Como você lida com as coisas: impõe seu jeito ou se adapta à situação?

O Palmeiras se adaptou.

E saiu da Argentina com uma vitória construída a partir de um ajuste de Abel Ferreira: uma linha de cinco defensores.

Como Abel chegou nessa ideia? Por que deu certo? Segue o fio 👇
Quando você procura se adaptar às situações da vida, o mais importante é ler bem o momento. Entender o adversário e mapear seus pontos fortes e fracos.

Analisar.

Esse jogo não começou ontem. Começou nas reprises que Abel Ferreira e sua comissão assistiram nos últimos dias.
Nas reprises, Abel viu que o River tem um ponto muito forte. Um mecanismo que cria diversas situações de gol.

São as tabelas por dentro. Ignazio, Suárez, Borré, De La Cruz e Carrascal jogam próximos, tocam rápido e giram para tirar um zagueiro de lugar e abrir espaço na área.
A própria escolha do esquema de Gallardo, o 4-1-3-2, é feita para potencializar esse mecanismo.

Enzo Pérez faz a saída de três. Laterais dão amplitude.

O resto brinca de jogar curto, arrastar zagueiro da área e criar espaço. É assim em 2020, 2019, 2018...modelo de jogo!
Abel queria neutralizar as tabelas e escolheu montar uma linha de cinco defensores bem nítida no jogo: Menino como ala e M. Rocha como zagueiro.

Matemática: 5 defensores contra os 5 por dentro do River. Se Danilo ou Patrick ajudassem, o Verdão tinha superioridade numérica aí.
Mas a real sacada foi na forma como essa linha neutralizou as tabelas.

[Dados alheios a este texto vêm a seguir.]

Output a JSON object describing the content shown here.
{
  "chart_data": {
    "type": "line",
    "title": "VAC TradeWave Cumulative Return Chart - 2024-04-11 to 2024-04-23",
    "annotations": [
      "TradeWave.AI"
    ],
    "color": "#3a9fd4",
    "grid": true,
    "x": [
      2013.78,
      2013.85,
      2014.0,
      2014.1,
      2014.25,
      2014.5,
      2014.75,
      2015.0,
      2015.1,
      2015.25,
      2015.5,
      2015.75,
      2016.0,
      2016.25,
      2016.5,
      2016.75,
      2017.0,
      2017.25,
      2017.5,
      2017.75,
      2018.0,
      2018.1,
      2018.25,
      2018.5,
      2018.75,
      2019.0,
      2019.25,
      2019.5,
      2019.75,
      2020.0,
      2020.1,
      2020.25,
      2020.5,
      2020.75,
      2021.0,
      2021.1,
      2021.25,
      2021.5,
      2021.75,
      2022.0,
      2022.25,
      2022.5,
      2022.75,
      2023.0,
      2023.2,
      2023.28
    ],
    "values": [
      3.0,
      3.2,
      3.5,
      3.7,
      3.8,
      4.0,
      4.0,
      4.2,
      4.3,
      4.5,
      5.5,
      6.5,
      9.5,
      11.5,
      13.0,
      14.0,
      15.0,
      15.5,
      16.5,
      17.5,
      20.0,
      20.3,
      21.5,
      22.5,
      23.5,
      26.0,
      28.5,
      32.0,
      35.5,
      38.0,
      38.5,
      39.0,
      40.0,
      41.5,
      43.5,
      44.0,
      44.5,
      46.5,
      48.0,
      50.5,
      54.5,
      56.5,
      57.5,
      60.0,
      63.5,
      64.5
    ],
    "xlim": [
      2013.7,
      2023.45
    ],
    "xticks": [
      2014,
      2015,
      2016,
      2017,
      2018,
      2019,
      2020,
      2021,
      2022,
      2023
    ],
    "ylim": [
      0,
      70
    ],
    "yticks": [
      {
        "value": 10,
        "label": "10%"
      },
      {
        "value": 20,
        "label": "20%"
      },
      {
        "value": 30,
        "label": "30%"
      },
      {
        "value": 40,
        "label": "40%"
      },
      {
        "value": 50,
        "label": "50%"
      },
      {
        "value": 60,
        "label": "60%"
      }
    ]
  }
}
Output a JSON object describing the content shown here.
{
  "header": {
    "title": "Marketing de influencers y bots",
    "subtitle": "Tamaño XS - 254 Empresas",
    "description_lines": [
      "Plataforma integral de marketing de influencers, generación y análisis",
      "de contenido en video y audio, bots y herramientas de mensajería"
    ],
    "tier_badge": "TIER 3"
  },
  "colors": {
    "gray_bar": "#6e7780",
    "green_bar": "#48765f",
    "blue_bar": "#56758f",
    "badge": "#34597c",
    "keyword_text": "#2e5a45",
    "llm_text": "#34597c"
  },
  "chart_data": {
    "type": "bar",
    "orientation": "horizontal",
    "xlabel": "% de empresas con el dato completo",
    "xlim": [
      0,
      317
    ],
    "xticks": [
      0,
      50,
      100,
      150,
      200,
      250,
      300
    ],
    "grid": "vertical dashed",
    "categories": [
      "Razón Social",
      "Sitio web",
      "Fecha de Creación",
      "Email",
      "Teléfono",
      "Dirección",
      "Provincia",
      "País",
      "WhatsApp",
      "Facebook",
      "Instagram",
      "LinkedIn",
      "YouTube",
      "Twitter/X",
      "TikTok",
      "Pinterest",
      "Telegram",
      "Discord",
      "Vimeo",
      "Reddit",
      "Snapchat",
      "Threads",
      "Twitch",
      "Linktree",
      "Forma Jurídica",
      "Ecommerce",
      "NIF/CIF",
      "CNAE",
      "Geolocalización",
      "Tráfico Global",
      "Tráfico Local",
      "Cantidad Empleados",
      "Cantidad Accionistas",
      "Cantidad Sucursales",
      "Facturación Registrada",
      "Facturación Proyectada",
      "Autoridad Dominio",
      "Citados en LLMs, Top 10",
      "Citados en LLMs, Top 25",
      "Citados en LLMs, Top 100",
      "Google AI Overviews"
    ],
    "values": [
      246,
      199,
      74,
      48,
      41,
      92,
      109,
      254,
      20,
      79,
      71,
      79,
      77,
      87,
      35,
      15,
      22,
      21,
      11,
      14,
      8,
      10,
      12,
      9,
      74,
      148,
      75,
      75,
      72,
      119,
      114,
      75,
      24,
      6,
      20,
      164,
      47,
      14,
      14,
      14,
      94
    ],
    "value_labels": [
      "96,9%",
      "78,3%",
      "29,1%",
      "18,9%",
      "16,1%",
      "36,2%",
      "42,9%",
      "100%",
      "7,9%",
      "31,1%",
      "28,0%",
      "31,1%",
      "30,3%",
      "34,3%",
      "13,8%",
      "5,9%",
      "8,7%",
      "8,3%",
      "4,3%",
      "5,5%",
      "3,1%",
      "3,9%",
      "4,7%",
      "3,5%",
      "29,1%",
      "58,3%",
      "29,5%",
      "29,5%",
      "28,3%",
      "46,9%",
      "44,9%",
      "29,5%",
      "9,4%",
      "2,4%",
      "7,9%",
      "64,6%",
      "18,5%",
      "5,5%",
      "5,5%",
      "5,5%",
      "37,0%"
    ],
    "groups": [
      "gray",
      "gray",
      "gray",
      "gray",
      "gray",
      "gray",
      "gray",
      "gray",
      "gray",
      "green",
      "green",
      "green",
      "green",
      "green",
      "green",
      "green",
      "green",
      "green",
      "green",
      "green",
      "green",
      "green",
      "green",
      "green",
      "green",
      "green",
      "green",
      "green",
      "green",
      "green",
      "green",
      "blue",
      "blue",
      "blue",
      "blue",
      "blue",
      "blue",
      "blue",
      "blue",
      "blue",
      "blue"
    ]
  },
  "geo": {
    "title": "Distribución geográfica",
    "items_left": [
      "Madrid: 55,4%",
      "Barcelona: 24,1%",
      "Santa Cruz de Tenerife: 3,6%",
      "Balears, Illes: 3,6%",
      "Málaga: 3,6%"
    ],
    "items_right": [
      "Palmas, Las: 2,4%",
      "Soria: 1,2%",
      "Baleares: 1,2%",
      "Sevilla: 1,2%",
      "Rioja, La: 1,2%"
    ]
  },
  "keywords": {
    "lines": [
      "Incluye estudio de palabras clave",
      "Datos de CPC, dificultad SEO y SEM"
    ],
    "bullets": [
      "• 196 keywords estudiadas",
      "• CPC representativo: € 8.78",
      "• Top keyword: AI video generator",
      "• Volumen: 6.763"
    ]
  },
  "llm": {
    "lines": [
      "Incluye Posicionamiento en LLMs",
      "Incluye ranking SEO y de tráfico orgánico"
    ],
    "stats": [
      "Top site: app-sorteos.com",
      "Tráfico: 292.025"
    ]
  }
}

O que é uma tabela? O famoso "2-1" que escutamos nas escolinhas de futebol?

É uma forma de criar espaço atraindo um jogador na bola e tocando para quem se desloca naquele espaço.
Imagina assim: você está com a bola e quer ir para frente. Então toca para um companheiro e corre para frente.

O companheiro que recebe vai, em 99% dos casos, chamar um marcador. Alguém vai deixar um espaço e tentar roubar a bola.

Se você recebe a bola naquele espaço, já era.
O que a linha de cinco do Palmeiras fez foi impedir que quem saía para pressionar a bola desse espaço. Se Marcos Rocha saía, dois zagueiros estavam lá para cobrir ele. Se Viña saía, três caras estavam protegendo a área.

Aqui, o River se prepara para tabelar na frente do gol.
Veja que o jogador que está com a bola posiciona o corpo em lateral para tocar e correr no espaço. Rony e Patrick já começam a correr para pressionar a bola, mas eles estão um pouco distantes.

A única forma de impedir que o adversário receba é um zagueiro caçar lá no meio.
Pois é exatamente o que acontece. Quem pressiona a bola é Marcos Rocha, que deixa a linha de defesa.

Desorganização? Que nada. Intencional!

Marcos só pressiona porque sabe que o Palmeiras tem mais quatro atrás para criar uma outra zona de cobertura nas tabelas do River.
Ter esses quatro jogadores é muito, muito importante. Se o Suárez se desmarca, Gómez poderia acompanhar e Empereur ficaria na cobertura. Tem Menino e Viña para cobrir a área se algo der errado.

A linha de cinco criava várias muralhas ao River Plate: pressão na bola, cobertura...
Acontecia pelo lado esquerdo também. Quem saía da linha e pressionava, como Viña aqui, ganhava uma cobertura imediata.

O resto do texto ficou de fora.